West Nile Virus (WNV)2017-06-19T19:56:30+00:00

REPORT THIS DISEASE TO COBB & DOUGLAS PUBLIC HEALTH
AT: 770-514-2432

For additional reporting options, please click here.

WHAT IS IT?

West Nile Virus (WNV) is a viral disease that is transmitted by mosquitoes. Mosquitoes get WNV by feeding on infected birds. Infected mosquitoes pass the virus to other birds, people, horses, and other mammals. Humans, horses and other mammals are considered “dead end” hosts because they cannot develop high levels of the virus in their bloodstream to pass the virus onto other mosquitoes. The WNV is most often spread to people by the Culex mosquitoes.

WHAT ARE THE SYMPTOMS?

70 to 80% of people will not have symptoms. Less than 1% will develop a neurologic disease such as

  • Fever
  • Fatigue
  • Muscle/Body aches
  • Joint Pain
  • Vomiting
  • Diarrhea
  • Rash
  • >1% develop neurological diseases

Symptoms generally begin 2 to 14 days after being bitten by an infected mosquito. Fatigue and weakness can last for weeks or months.

HOW CAN I PREVENT CONTRACTING THIS DISEASE?

There is currently no vaccine against WNV infection. There is no specific antiviral treatment for WNV infection. Over-the-counter pain relievers can help reduce fever and relieve symptoms. Ill people should drink plenty of fluids to prevent dehydration and get plenty of rest. In severe cases, patients often need to be hospitalized.
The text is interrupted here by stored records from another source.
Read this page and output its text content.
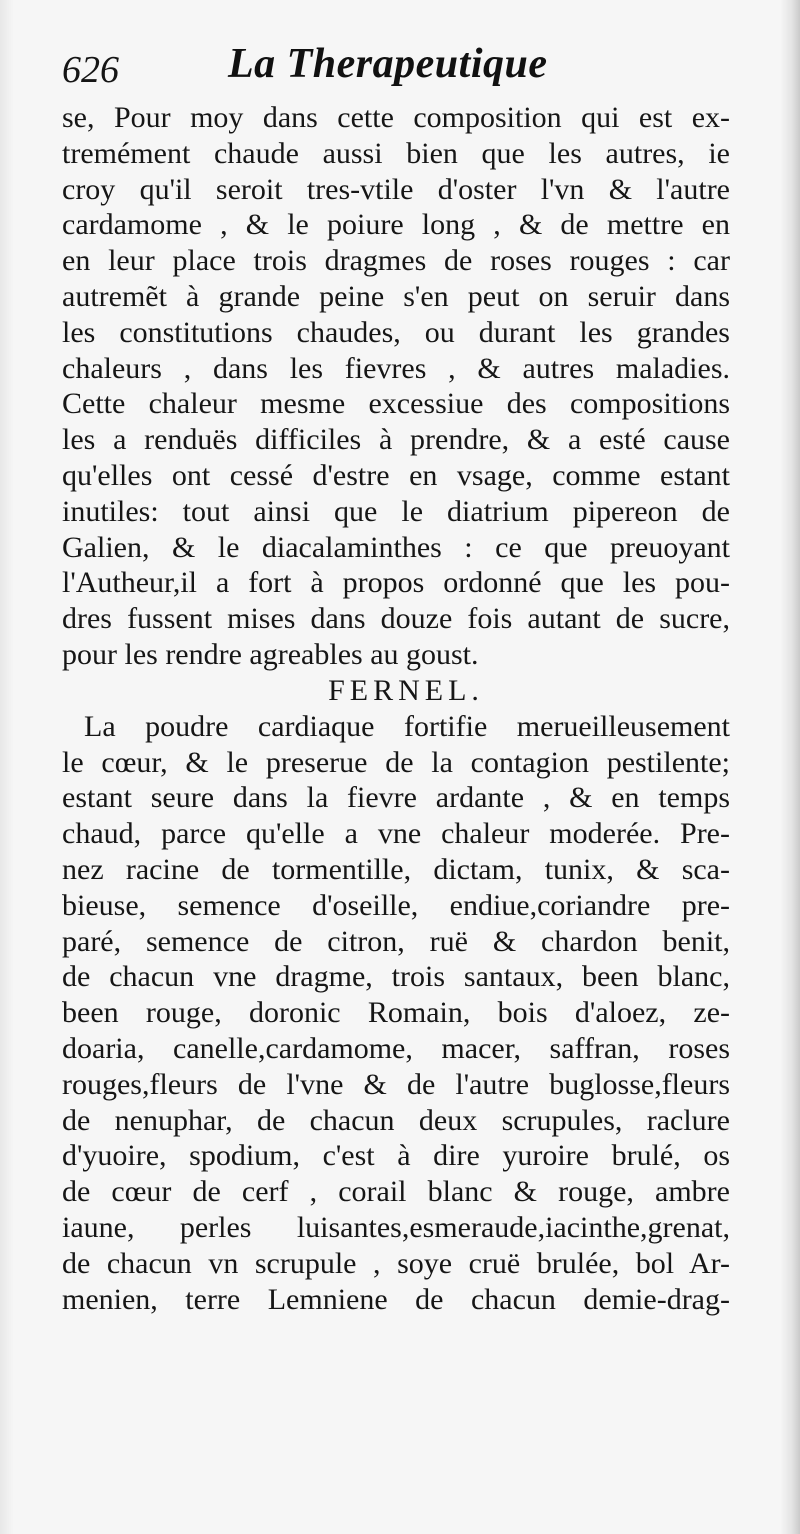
626	La Therapeutique
se, Pour moy dans cette composition qui est ex-
tremément chaude aussi bien que les autres, ie
croy qu'il seroit tres-vtile d'oster l'vn & l'autre
cardamome , & le poiure long , & de mettre en
en leur place trois dragmes de roses rouges : car
autremẽt à grande peine s'en peut on seruir dans
les constitutions chaudes, ou durant les grandes
chaleurs , dans les fievres , & autres maladies.
Cette chaleur mesme excessiue des compositions
les a renduës difficiles à prendre, & a esté cause
qu'elles ont cessé d'estre en vsage, comme estant
inutiles: tout ainsi que le diatrium pipereon de
Galien, & le diacalaminthes : ce que preuoyant
l'Autheur,il a fort à propos ordonné que les pou-
dres fussent mises dans douze fois autant de sucre,
pour les rendre agreables au goust.
FERNEL.
La poudre cardiaque fortifie merueilleusement
le cœur, & le preserue de la contagion pestilente;
estant seure dans la fievre ardante , & en temps
chaud, parce qu'elle a vne chaleur moderée. Pre-
nez racine de tormentille, dictam, tunix, & sca-
bieuse, semence d'oseille, endiue,coriandre pre-
paré, semence de citron, ruë & chardon benit,
de chacun vne dragme, trois santaux, been blanc,
been rouge, doronic Romain, bois d'aloez, ze-
doaria, canelle,cardamome, macer, saffran, roses
rouges,fleurs de l'vne & de l'autre buglosse,fleurs
de nenuphar, de chacun deux scrupules, raclure
d'yuoire, spodium, c'est à dire yuroire brulé, os
de cœur de cerf , corail blanc & rouge, ambre
iaune, perles luisantes,esmeraude,iacinthe,grenat,
de chacun vn scrupule , soye cruë brulée, bol Ar-
menien, terre Lemniene de chacun demie-drag-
To eliminate and control mosquitoes, prevent mosquitoes from breeding by not accumulating garbage and avoid standing water in containers. This mosquito species emerges as an adult asynchronously (a few at a time) it is difficult to control. Other methods of prevention include:

  • Wear long-sleeved shirts and long pants.
  • Stay in places with air conditioning and window and door screens to keep mosquitoes outside.
  • Take steps to control mosquitoes inside and outside your home.
  • Sleep under a mosquito bed net if you are overseas or outside and are not able to protect yourself from mosquito bites.
  • Use Environmental Protection Agency (EPA)-registered insect repellents with one of the following active ingredients:
    • DEET, picaridin, IR3535, oil of lemon eucalyptus, or para-menthane-diol. Choosing an EPA-registered repellent ensures the EPA has evaluated the product for effectiveness. When used as directed, EPA-registered insect repellents are proven safe and effective, even for pregnant and breastfeeding women.